Вот так вот опьянение победой быстро уступило место разочарованию, крушению надежд и отчаянию. Вместо веры в победу хороших идей над плохими, появился цинизм; ощущение в стиле «мы народ» уступило место фрагментарности, разделенности, недоверию и чувству, что «от нас ничего не зависит». Интерес к участию в событиях посредством политических партий, выборов и институтов общественной ответственности поутих, как и вера в то, что политика может быть инструментом, посредством которого люди делают свою жизнь лучше.
Такое умонастроение было очень кстати, когда Владимир Путин вновь прибегнул к централизации власти и стал восстанавливать доминирование государства над народом. Радикально сократив политические права, он вернул уже знакомый образец. В скором времени большинство предпочло сдать ответственность и оставить государственные дела в руках одного сильного лидера. А если отсутствие общественного надзора означало усиление коррупции, кумовства и беззакония, то была ли альтернатива? Явно не в опыте и восприятиях российского народа.
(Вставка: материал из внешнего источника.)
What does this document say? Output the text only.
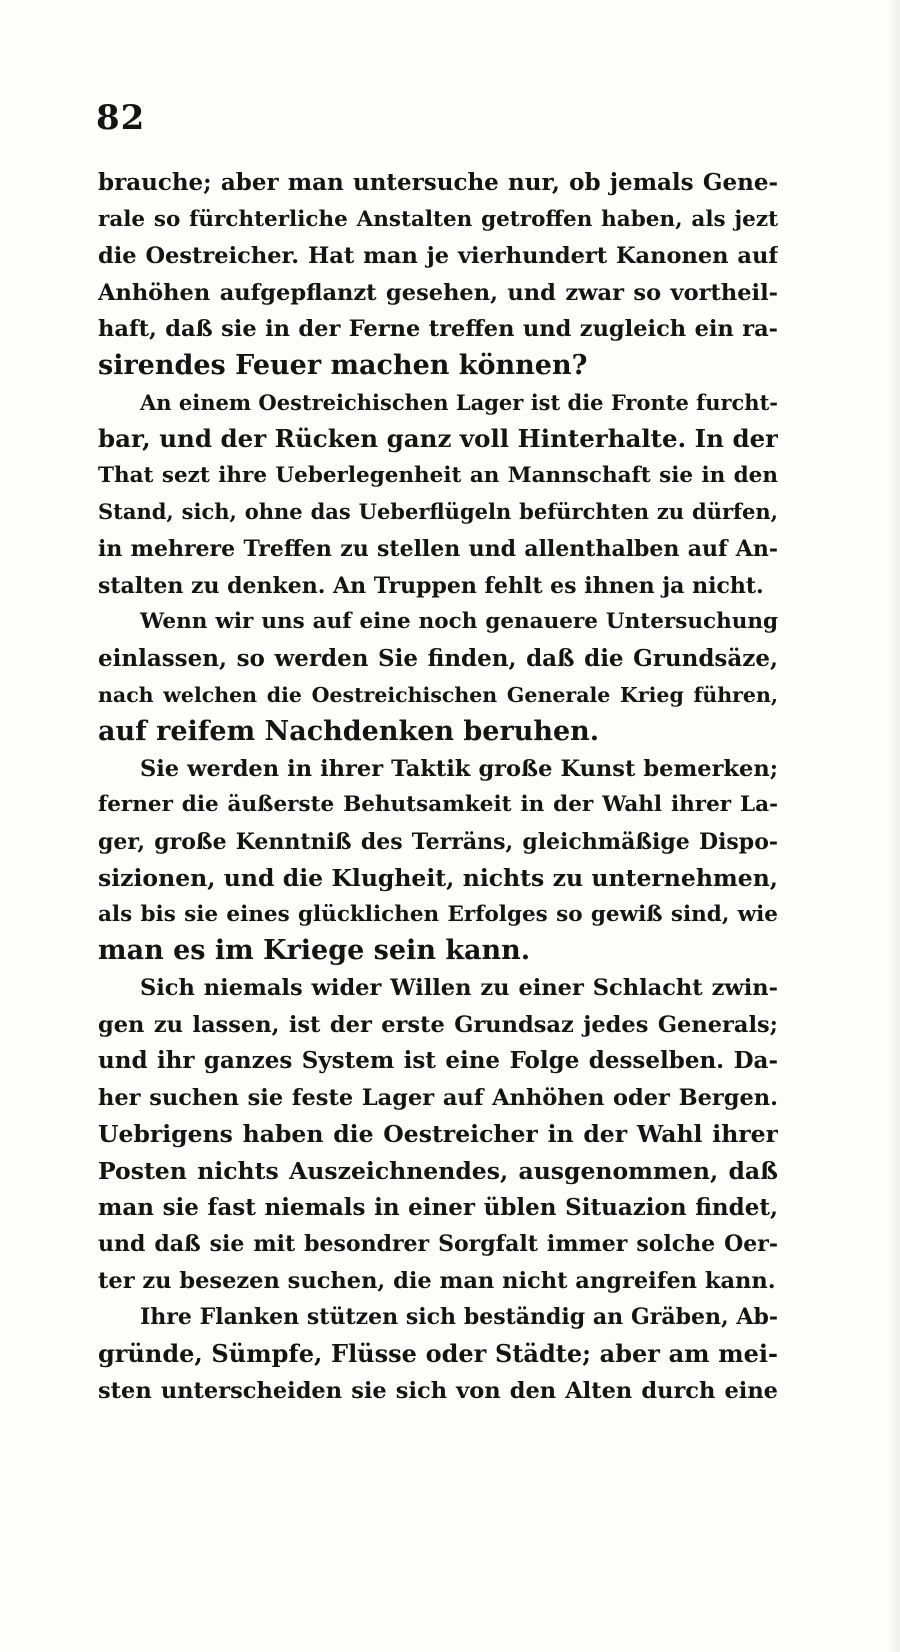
82
brauche; aber man untersuche nur, ob jemals Gene-
rale so fürchterliche Anstalten getroffen haben, als jezt
die Oestreicher. Hat man je vierhundert Kanonen auf
Anhöhen aufgepflanzt gesehen, und zwar so vortheil-
haft, daß sie in der Ferne treffen und zugleich ein ra-
sirendes Feuer machen können?
An einem Oestreichischen Lager ist die Fronte furcht-
bar, und der Rücken ganz voll Hinterhalte. In der
That sezt ihre Ueberlegenheit an Mannschaft sie in den
Stand, sich, ohne das Ueberflügeln befürchten zu dürfen,
in mehrere Treffen zu stellen und allenthalben auf An-
stalten zu denken. An Truppen fehlt es ihnen ja nicht.
Wenn wir uns auf eine noch genauere Untersuchung
einlassen, so werden Sie finden, daß die Grundsäze,
nach welchen die Oestreichischen Generale Krieg führen,
auf reifem Nachdenken beruhen.
Sie werden in ihrer Taktik große Kunst bemerken;
ferner die äußerste Behutsamkeit in der Wahl ihrer La-
ger, große Kenntniß des Terräns, gleichmäßige Dispo-
sizionen, und die Klugheit, nichts zu unternehmen,
als bis sie eines glücklichen Erfolges so gewiß sind, wie
man es im Kriege sein kann.
Sich niemals wider Willen zu einer Schlacht zwin-
gen zu lassen, ist der erste Grundsaz jedes Generals;
und ihr ganzes System ist eine Folge desselben. Da-
her suchen sie feste Lager auf Anhöhen oder Bergen.
Uebrigens haben die Oestreicher in der Wahl ihrer
Posten nichts Auszeichnendes, ausgenommen, daß
man sie fast niemals in einer üblen Situazion findet,
und daß sie mit besondrer Sorgfalt immer solche Oer-
ter zu besezen suchen, die man nicht angreifen kann.
Ihre Flanken stützen sich beständig an Gräben, Ab-
gründe, Sümpfe, Flüsse oder Städte; aber am mei-
sten unterscheiden sie sich von den Alten durch eine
Здесь воспринимается как нечто неизбежное и неминуемое, что гражданские служащие будут использовать власть, которую дает их должность, для личного обогащения. Пытаться изменить это было бы нерациональным, даже глупым; рациональная стратегия, продолжается мысль, будет в том, чтобы приспособиться к этому окружению и сконцентрироваться на своих собственных занятиях.
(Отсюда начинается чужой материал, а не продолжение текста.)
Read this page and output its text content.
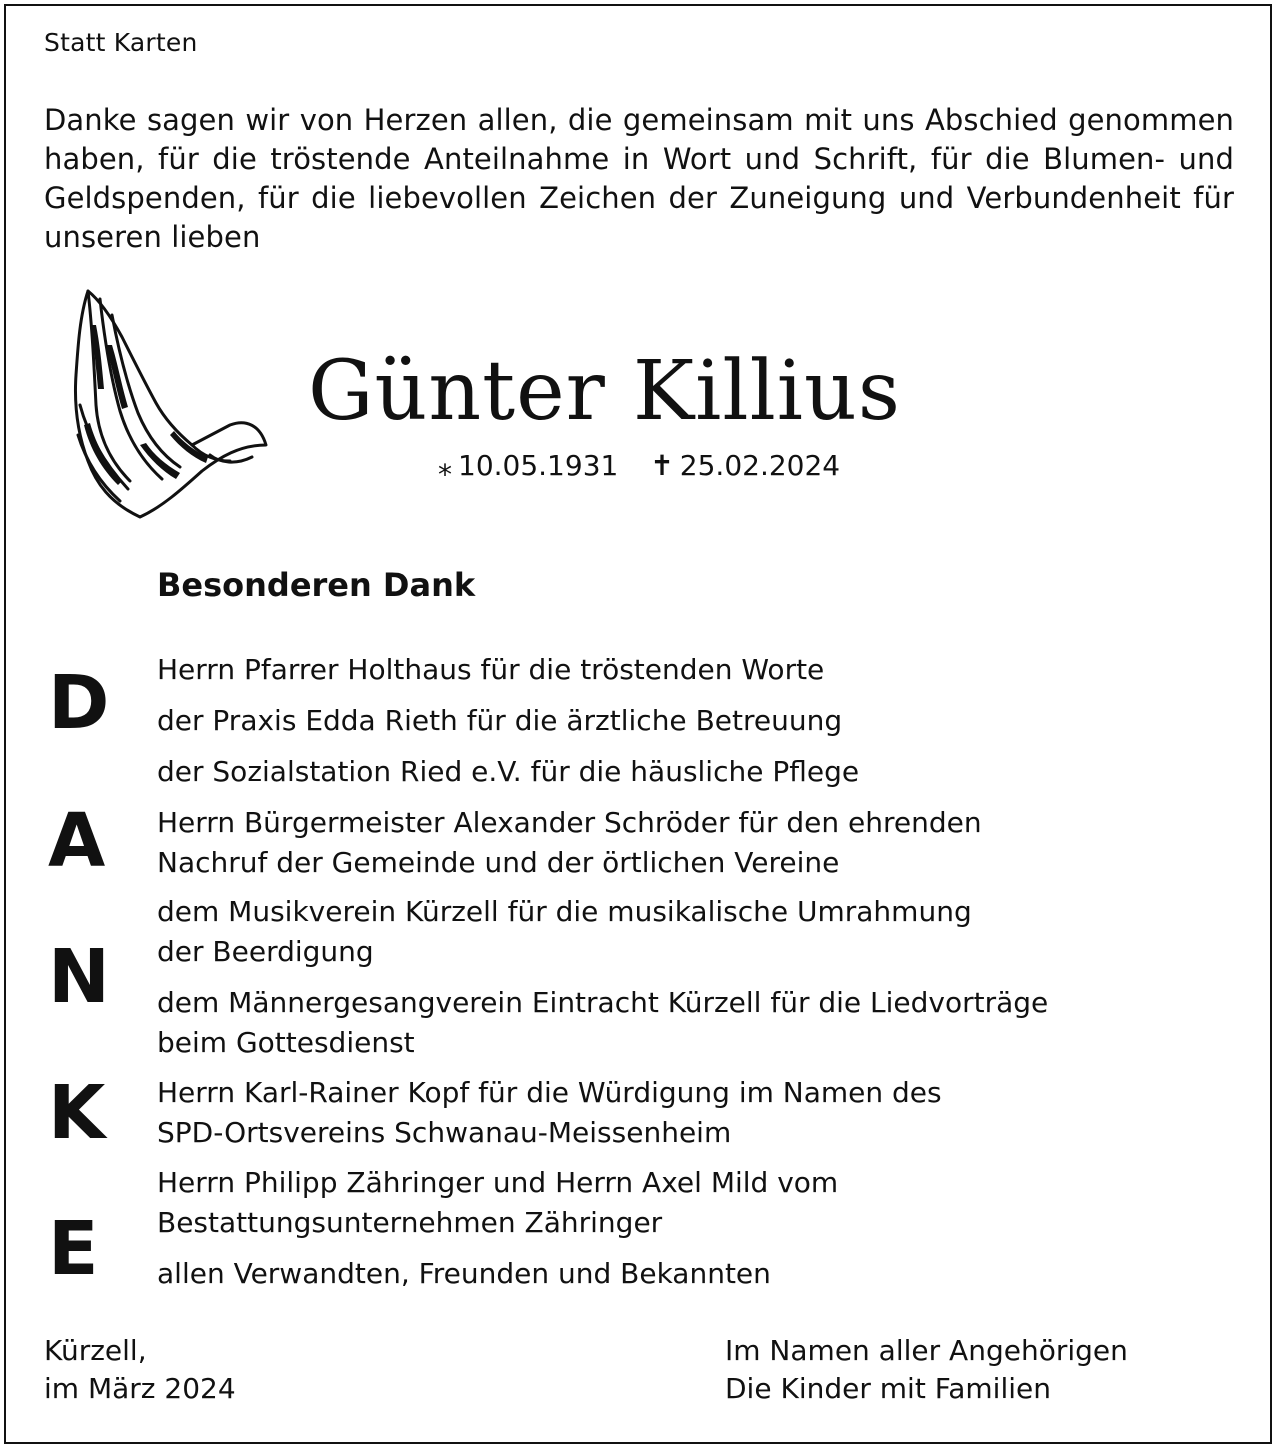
Statt Karten
Danke sagen wir von Herzen allen, die gemeinsam mit uns Abschied genommen haben, für die tröstende Anteilnahme in Wort und Schrift, für die Blumen- und Geldspenden, für die liebevollen Zeichen der Zuneigung und Verbundenheit für unseren lieben
Günter Killius
⁎ 10.05.1931 ✝ 25.02.2024
Besonderen Dank
D
A
N
K
E
Herrn Pfarrer Holthaus für die tröstenden Worte
der Praxis Edda Rieth für die ärztliche Betreuung
der Sozialstation Ried e.V. für die häusliche Pflege
Herrn Bürgermeister Alexander Schröder für den ehrenden
Nachruf der Gemeinde und der örtlichen Vereine
dem Musikverein Kürzell für die musikalische Umrahmung
der Beerdigung
dem Männergesangverein Eintracht Kürzell für die Liedvorträge
beim Gottesdienst
Herrn Karl-Rainer Kopf für die Würdigung im Namen des
SPD-Ortsvereins Schwanau-Meissenheim
Herrn Philipp Zähringer und Herrn Axel Mild vom
Bestattungsunternehmen Zähringer
allen Verwandten, Freunden und Bekannten
Kürzell,
im März 2024
Im Namen aller Angehörigen
Die Kinder mit Familien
Свобода индивидуального занятия – пока человек остается вне политики – это одно несомненное достижение посткоммунистического развития России. Режим Путина восстановил политическую монополию в советском стиле и неоспоримое правление, но не стал посягать на индивидуальные права. Система сдерживания, которая существовала в СССР относительно предпринимательства, художественного или академического самовыражения и стиля жизни, не вернулась. Если смотреть на события 1991 года как на восстание народа в защиту свободы и против возврата коммунизма, то сегодняшние индивидуальные свободы должны рассматриваться как достигнутая цель.
Еще одним посткоммунистическим достижением является усиление потребительских черт в обществе. Хотя у значительной части россиян по-прежнему низкие доходы, никогда доля тех, кто наслаждается относительной состоятельностью и комфортом, не была столь высокой. В советские времена расстроенные и разочарованные потребители сталкивались с хроническим дефицитом и вездесущими очередями; после августа 1991 года и перехода к рыночной экономике эта причина для несогласия была уничтожена.
В наши дни в России индивидуальные свободы и развитое потребительское общество принимаются как должное. Но конец коммунизма вряд ли воспринимается как повод для торжества, что властями, что народом. Власть вряд ли будет хвалить расширение общественных прав и возможностей, ибо сегодняшняя система тоже основана на безоговорочной власти государства и серьезно опасается людской активности. Люди по большей части принимают эту систему, поэтому неудивительно, что, по данным «Левада-центра», только около 9% уверены, что события августа 1991 года были важными. (Двадцать лет назад так думали больше половины). Смотря назад, лишь около 10% (преимущественно москвичи) считают август 91 года победой демократической революции над коммунизмом, почти 40% уверены, что это было трагическое событие, которое оказало пагубное воздействие на Россию, и 35% просто считают его не имеющим значения, а скорее просто эпизодом борьбы за власть наверху. Если август 1991 года и имел потенциал избавить Россию от ее многолетнего государственного патернализма, то это возможность была утрачена.
Маша Липман (Masha Lipman), редактор журнала Pro et Contra («За и против») Московского Карнеги-центра, является автором ежемесячной колонки в The Washington Post.